Python Scripts for generating markov chain plots/graphs
Project Details:
- Step 1:
- Markov chains for each fish color and environment color permutations (4 chains as of now, 1 graph)
- Averaging the 6 replicates for each behavior to occur
- Step 2:
- Markov chains for each environment showing blue and yellow fish behavior (2 chains as of now, 1 graph)
- Step 3:
- Divide up Markov chains from step 1 into behavior for each hour (3 hours total)
Project Requirements:
- Be able to run script with minimal input
- Should only need to specify CSV file as argument
- Config file an option?
- Script should be able to work with agnostic data
- Should handle multiple different types of behaviors between different data sets
- Columns are consistent between datasets?
- Script should be easily readable and editable if necessary by a lab tech/researcher with minimal coding knowledge
- Good documentation
- Requested changes should be achievable with minimal edits by lab tech/researcher
- Result should output clean Markov Chain graphs
- Clear node and arrow labeling
- Behaviors' colors grouped by category?
Project Questions:
- Do different video ID's imply different fish recorded?
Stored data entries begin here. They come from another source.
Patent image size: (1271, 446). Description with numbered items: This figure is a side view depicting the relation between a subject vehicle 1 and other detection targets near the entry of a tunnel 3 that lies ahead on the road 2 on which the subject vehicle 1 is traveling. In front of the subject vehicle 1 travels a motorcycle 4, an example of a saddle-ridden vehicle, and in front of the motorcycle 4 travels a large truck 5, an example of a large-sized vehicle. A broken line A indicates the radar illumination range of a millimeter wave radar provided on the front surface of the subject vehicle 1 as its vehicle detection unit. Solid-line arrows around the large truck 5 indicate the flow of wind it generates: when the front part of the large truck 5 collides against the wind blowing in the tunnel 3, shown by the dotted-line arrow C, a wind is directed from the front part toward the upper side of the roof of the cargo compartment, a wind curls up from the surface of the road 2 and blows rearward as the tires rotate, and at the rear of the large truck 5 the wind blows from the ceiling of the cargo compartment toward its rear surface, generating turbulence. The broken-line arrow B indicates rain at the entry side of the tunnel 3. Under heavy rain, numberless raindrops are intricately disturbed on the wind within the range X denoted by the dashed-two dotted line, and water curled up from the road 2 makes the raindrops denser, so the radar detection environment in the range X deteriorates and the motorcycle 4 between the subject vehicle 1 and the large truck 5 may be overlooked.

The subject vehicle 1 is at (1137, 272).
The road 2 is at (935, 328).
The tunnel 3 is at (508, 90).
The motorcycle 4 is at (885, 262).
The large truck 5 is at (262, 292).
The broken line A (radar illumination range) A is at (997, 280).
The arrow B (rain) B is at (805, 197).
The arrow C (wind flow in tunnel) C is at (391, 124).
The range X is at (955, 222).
- Differentiate between different videos?
- How many fish are involved in the dataset (currently assuming 2 fish)?
- What is the Status column?
- Differentiate between Dominant and Subordinate behaviors
- Should Markov Chain separate Dominant's behaviors from Subordinate behaviors into their own graphs? (I assume no)
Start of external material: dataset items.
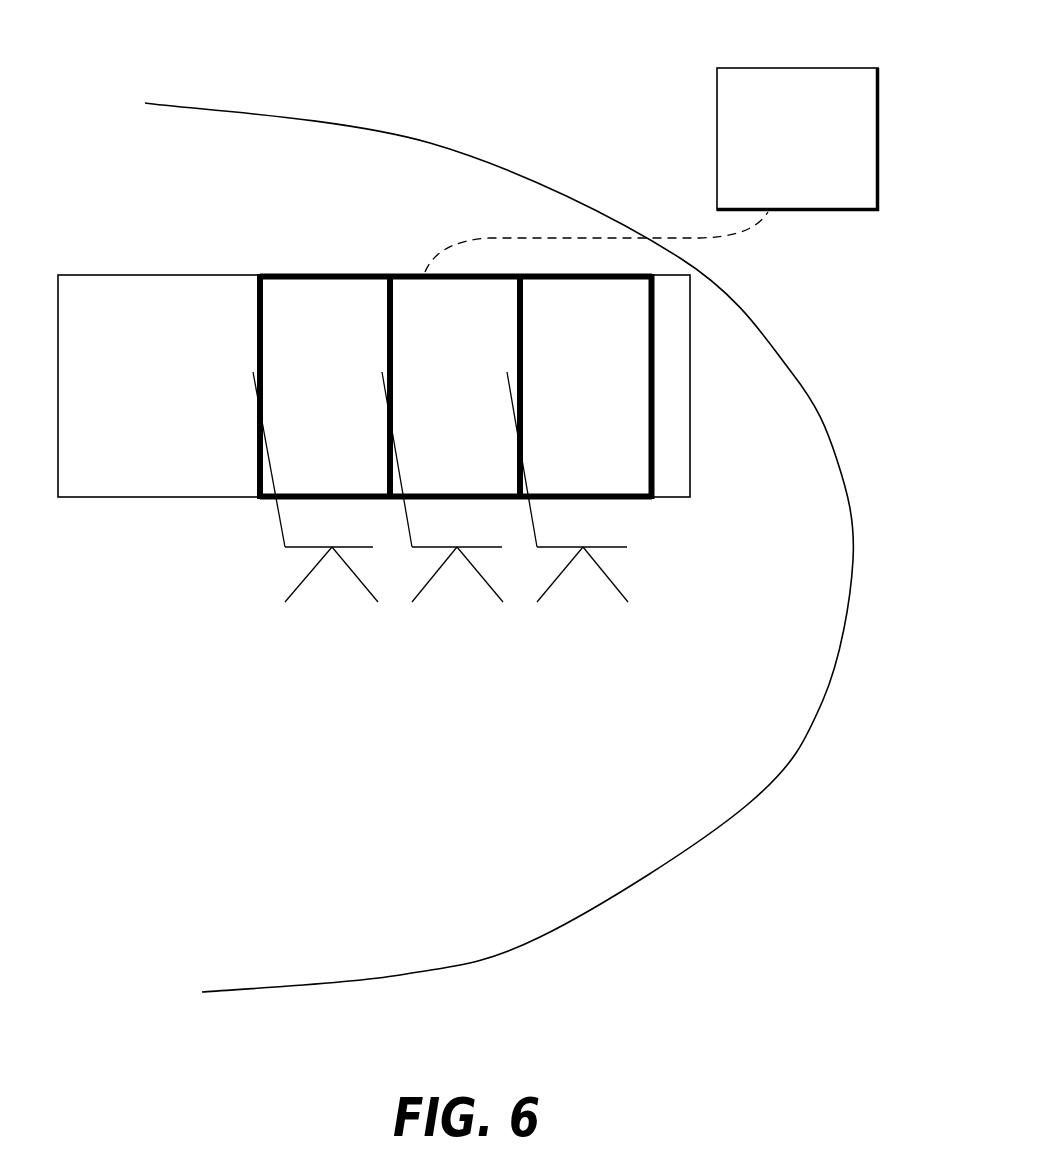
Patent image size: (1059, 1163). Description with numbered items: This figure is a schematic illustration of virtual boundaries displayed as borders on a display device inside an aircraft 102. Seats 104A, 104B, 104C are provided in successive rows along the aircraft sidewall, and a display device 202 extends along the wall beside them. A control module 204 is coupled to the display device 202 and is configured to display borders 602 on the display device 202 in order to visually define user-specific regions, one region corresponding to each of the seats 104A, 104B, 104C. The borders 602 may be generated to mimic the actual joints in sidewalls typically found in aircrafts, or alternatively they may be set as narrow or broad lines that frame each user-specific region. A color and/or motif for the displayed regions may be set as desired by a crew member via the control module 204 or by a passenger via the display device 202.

The aircraft 102 is at (792, 373).
The display device 202 is at (225, 276).
The control module 204 is at (773, 68).
The borders 602 is at (652, 405).
The seat 104A is at (278, 511).
The seat 104B is at (408, 527).
The seat 104C is at (532, 526).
- How to handle doubled up actions (i.e. two Subordinate's behaviors followed up by the Dominant's behavior)?
Tasks for next week:
-
Darker colors for nodes in past graphs (hourly and regular for all fish combos)
-
Andrew's graphs with white background and darker colors + fix weird red colors
-
Readme for this
-
add bullet point details to the paper
-
main libraries used as seen in requirements.txt file:
- graphviz: v0.20.3
- pandas: v2.2.3
-
libraries used as dependencies for graphviz and pandas (probably unnecessary to include since I don't actually import them, but here they are anyway):
- numpy: v2.1.2
- python-dateutil: v2.9.0.post0
- pytz: v2024.2
- six: v1.16.0
- tzdata: v2024.2
-
implementation:
- loaded each folder of csv files containing relevant data into pandas dataframes for formatting/organization
- csv files represented different filming sessions of the same subject
- data was cleaned and organized to prevent discrepency errors
- data was aggregated into the following pandas dataframe schemas (schema changes depending on analysis type i.e. time, category, and/or as is):
- Behavior Dataframe: contains aggregated totals of all observed behaviors
- Columns available to all analysis types:
- BEHAVIOR: the behavior exhibited by the subject
- BEHAVIOR_COUNTS: the total count of a given behavior observed across all of the provided data
- BEHAVIOR_PROBABILITY: the percentage of how often a behavior was performed over the total count of all behaviors performed on a scale between 0 and 1
- if analyzing based on time/hourly performance, probabilities are split across different hours recorded
- Columns unique to time analysis:
- HOUR_PERFORMED: the hour in which a behavior was performed
- BEHAVIOR_TOTALS_BY_HOUR: the total count of a given behavior observed within a given hour in the recording
- Columns unique to category analysis:
- BEHAVIORAL_CATEGORY: the category in which a behavior falls under
- Columns available to all analysis types:
- Transition Dataframe: contains aggregated totals for the different behavior transitions observed
- Columns available to all analysis types:
- BEHAVIOR: the behavior exhibited by the subject
- BEHAVIOR_NEXT: the following behavior (created for ease of access when creating the transitions)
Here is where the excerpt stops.